Teaching Young People to Practice Acts of Kindness
Being kind to other people and yourself is important for being a good friend and being happy. Modeling kindness, reflecting on kind actions, and practicing acts of kindness can help children develop this skill. This article includes strategies for helping children learn to be kind to other people and to themselves.
1. Be a Role Model – When adults say unkind things about other people or themselves, children learn this is acceptable behavior. Be a role model and say kind things about co-workers, neighbours, people in the community, and yourself.
2. Use Lists – Have children write lists or make collages representing what they like about their friends, family members, and people in the school. Hang the lists or art projects where classmates and friends can see them. Have a separate activity where children make a parallel list or art project that includes things they do well and why they are a good person.
3. Read and Write Stories – Read stories about kindness and respect in school and at home. Discuss how being kind makes the characters feel. Ask children to share times when they were kind and times when people were nice to them. Also encourage children to write stories about being kind to other people.
4. Practice and Discuss Small Acts of Kindness – In addition to having children write and say things that are kind, have them practice little acts of kindness. Teach children to help other people in day to day situations such as when someone needs help carrying an item, they can’t reach something, or they drop an item. Create a set of pictures or make short stories with opportunities for small acts of kindness. Encourage children to role play what they would do to be helpful in these situations.
5. Learning to Do Kind Things for Yourself – encourage children to write or create a collage about things they like to do or activities that make them feel good about themselves. Discuss how taking time to participate in these activities can make them feel better and decrease stress.
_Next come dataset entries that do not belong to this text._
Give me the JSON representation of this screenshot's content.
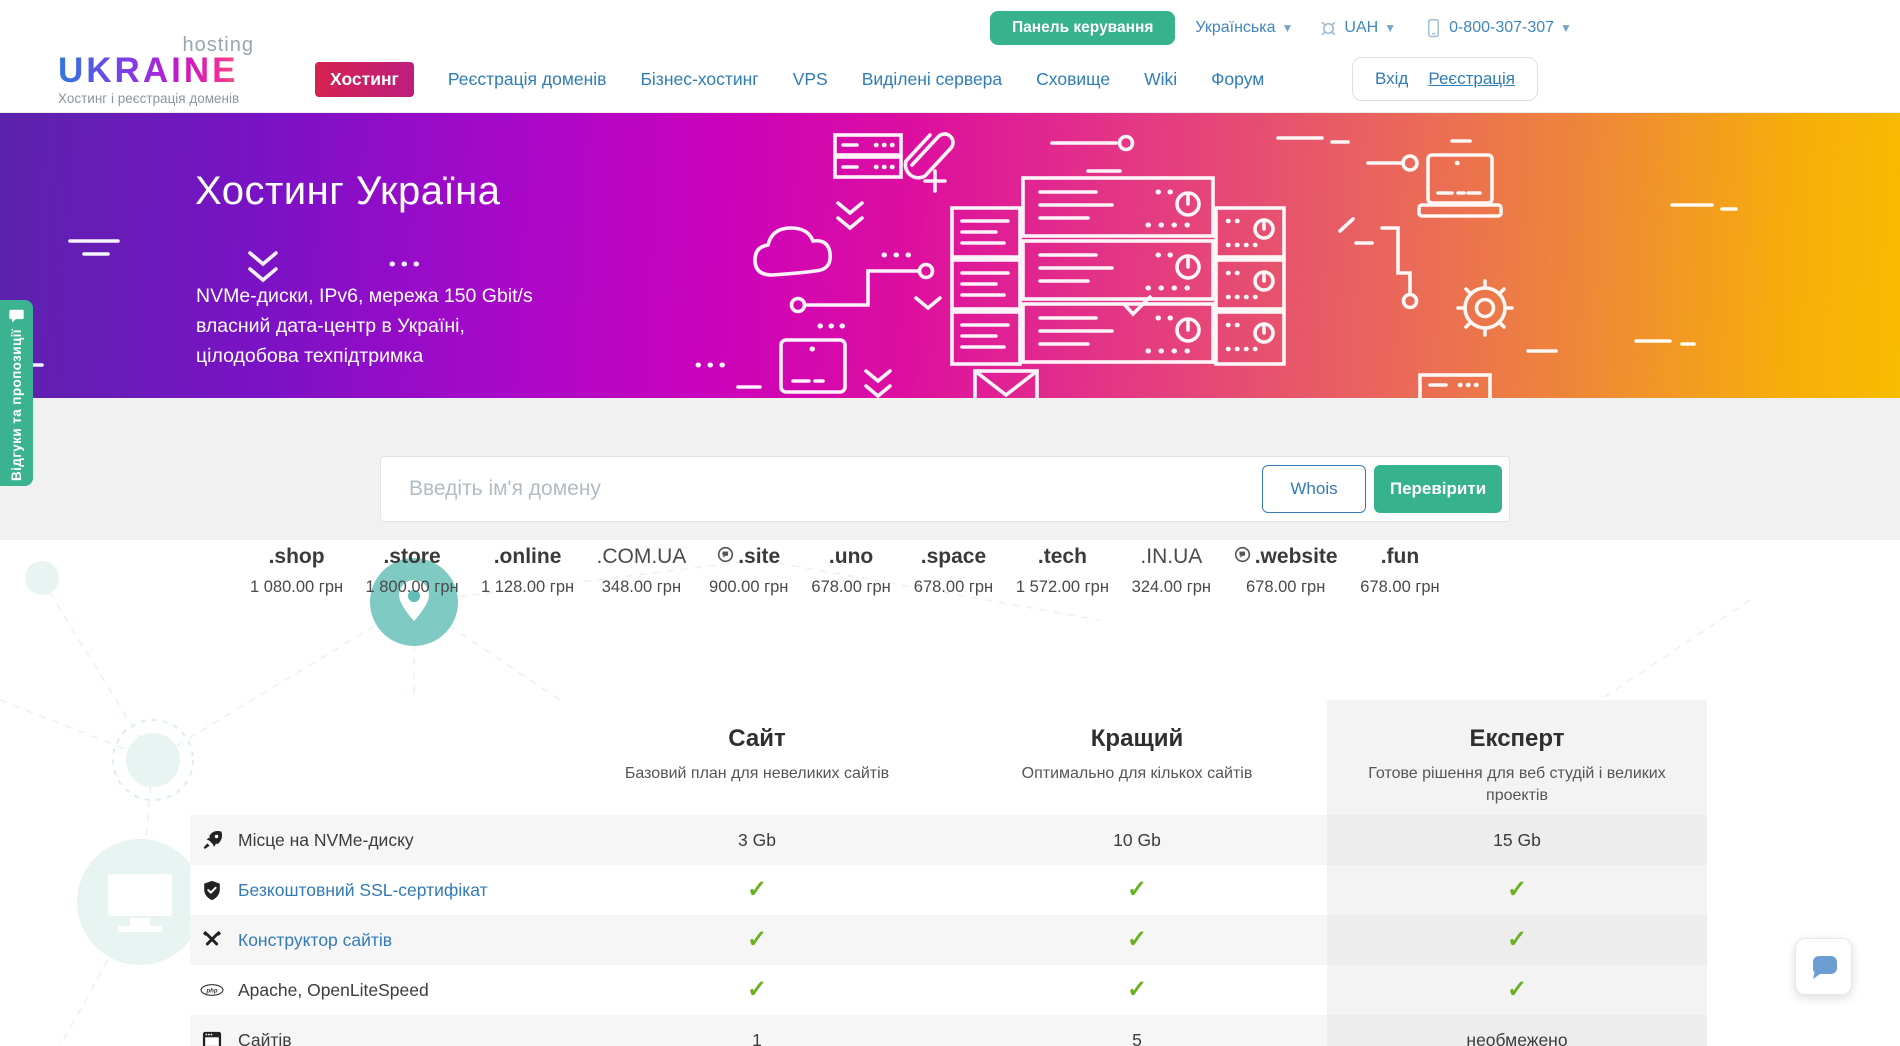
{
  "header": {
    "logo": {
      "top": "hosting",
      "name": "UKRAINE",
      "tagline": "Хостинг і реєстрація доменів"
    },
    "panel_button": "Панель керування",
    "language": "Українська",
    "currency": "UAH",
    "phone": "0-800-307-307",
    "login": "Вхід",
    "register": "Реєстрація",
    "nav": [
      {
        "label": "Хостинг",
        "active": true
      },
      {
        "label": "Реєстрація доменів",
        "active": false
      },
      {
        "label": "Бізнес-хостинг",
        "active": false
      },
      {
        "label": "VPS",
        "active": false
      },
      {
        "label": "Виділені сервера",
        "active": false
      },
      {
        "label": "Сховище",
        "active": false
      },
      {
        "label": "Wiki",
        "active": false
      },
      {
        "label": "Форум",
        "active": false
      }
    ]
  },
  "hero": {
    "title": "Хостинг Україна",
    "line1": "NVMe-диски, IPv6, мережа 150 Gbit/s",
    "line2": "власний дата-центр в Україні,",
    "line3": "цілодобова техпідтримка"
  },
  "feedback_tab": {
    "label": "Відгуки та пропозиції"
  },
  "search": {
    "placeholder": "Введіть ім'я домену",
    "whois_label": "Whois",
    "check_label": "Перевірити"
  },
  "domains": [
    {
      "tld": ".shop",
      "price": "1 080.00 грн",
      "icon": false,
      "plain": false
    },
    {
      "tld": ".store",
      "price": "1 800.00 грн",
      "icon": false,
      "plain": false
    },
    {
      "tld": ".online",
      "price": "1 128.00 грн",
      "icon": false,
      "plain": false
    },
    {
      "tld": ".COM.UA",
      "price": "348.00 грн",
      "icon": false,
      "plain": true
    },
    {
      "tld": ".site",
      "price": "900.00 грн",
      "icon": true,
      "plain": false
    },
    {
      "tld": ".uno",
      "price": "678.00 грн",
      "icon": false,
      "plain": false
    },
    {
      "tld": ".space",
      "price": "678.00 грн",
      "icon": false,
      "plain": false
    },
    {
      "tld": ".tech",
      "price": "1 572.00 грн",
      "icon": false,
      "plain": false
    },
    {
      "tld": ".IN.UA",
      "price": "324.00 грн",
      "icon": false,
      "plain": true
    },
    {
      "tld": ".website",
      "price": "678.00 грн",
      "icon": true,
      "plain": false
    },
    {
      "tld": ".fun",
      "price": "678.00 грн",
      "icon": false,
      "plain": false
    }
  ],
  "pricing": {
    "plans": [
      {
        "name": "Сайт",
        "desc": "Базовий план для невеликих сайтів"
      },
      {
        "name": "Кращий",
        "desc": "Оптимально для кількох сайтів"
      },
      {
        "name": "Експерт",
        "desc": "Готове рішення для веб студій і великих проектів"
      }
    ],
    "rows": [
      {
        "icon": "rocket-icon",
        "label": "Місце на NVMe-диску",
        "link": false,
        "values": [
          "3 Gb",
          "10 Gb",
          "15 Gb"
        ]
      },
      {
        "icon": "shield-check-icon",
        "label": "Безкоштовний SSL-сертифікат",
        "link": true,
        "values": [
          "CHECK",
          "CHECK",
          "CHECK"
        ]
      },
      {
        "icon": "tools-icon",
        "label": "Конструктор сайтів",
        "link": true,
        "values": [
          "CHECK",
          "CHECK",
          "CHECK"
        ]
      },
      {
        "icon": "php-icon",
        "label": "Apache, OpenLiteSpeed",
        "link": false,
        "values": [
          "CHECK",
          "CHECK",
          "CHECK"
        ]
      },
      {
        "icon": "browser-icon",
        "label": "Сайтів",
        "link": false,
        "values": [
          "1",
          "5",
          "необмежено"
        ]
      }
    ]
  },
  "colors": {
    "accent_green": "#36b38d",
    "link_blue": "#337ab7",
    "check_green": "#6ab023",
    "badge_gradient_start": "#d6224e",
    "badge_gradient_end": "#bd1d80",
    "banner_gradient_start": "#5a23ac",
    "banner_gradient_mid": "#dd0f9f",
    "banner_gradient_end": "#f8bc00"
  }
}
6. Pick a Cause or Charity – A long term investment in a volunteer or charity activity teaches children that even a small amount of time and energy makes a big difference. First create a list of volunteer opportunities then let the class or family select an activity to join. Whether it is collecting food for a food bank, donating toys, or cleaning up a community area, these activities demonstrate how working collaboratively with other people can make a big difference. Discuss or have children keep a journal about the experience. Ask them to include how they felt and how they think the people benefitting from their time and effort felt.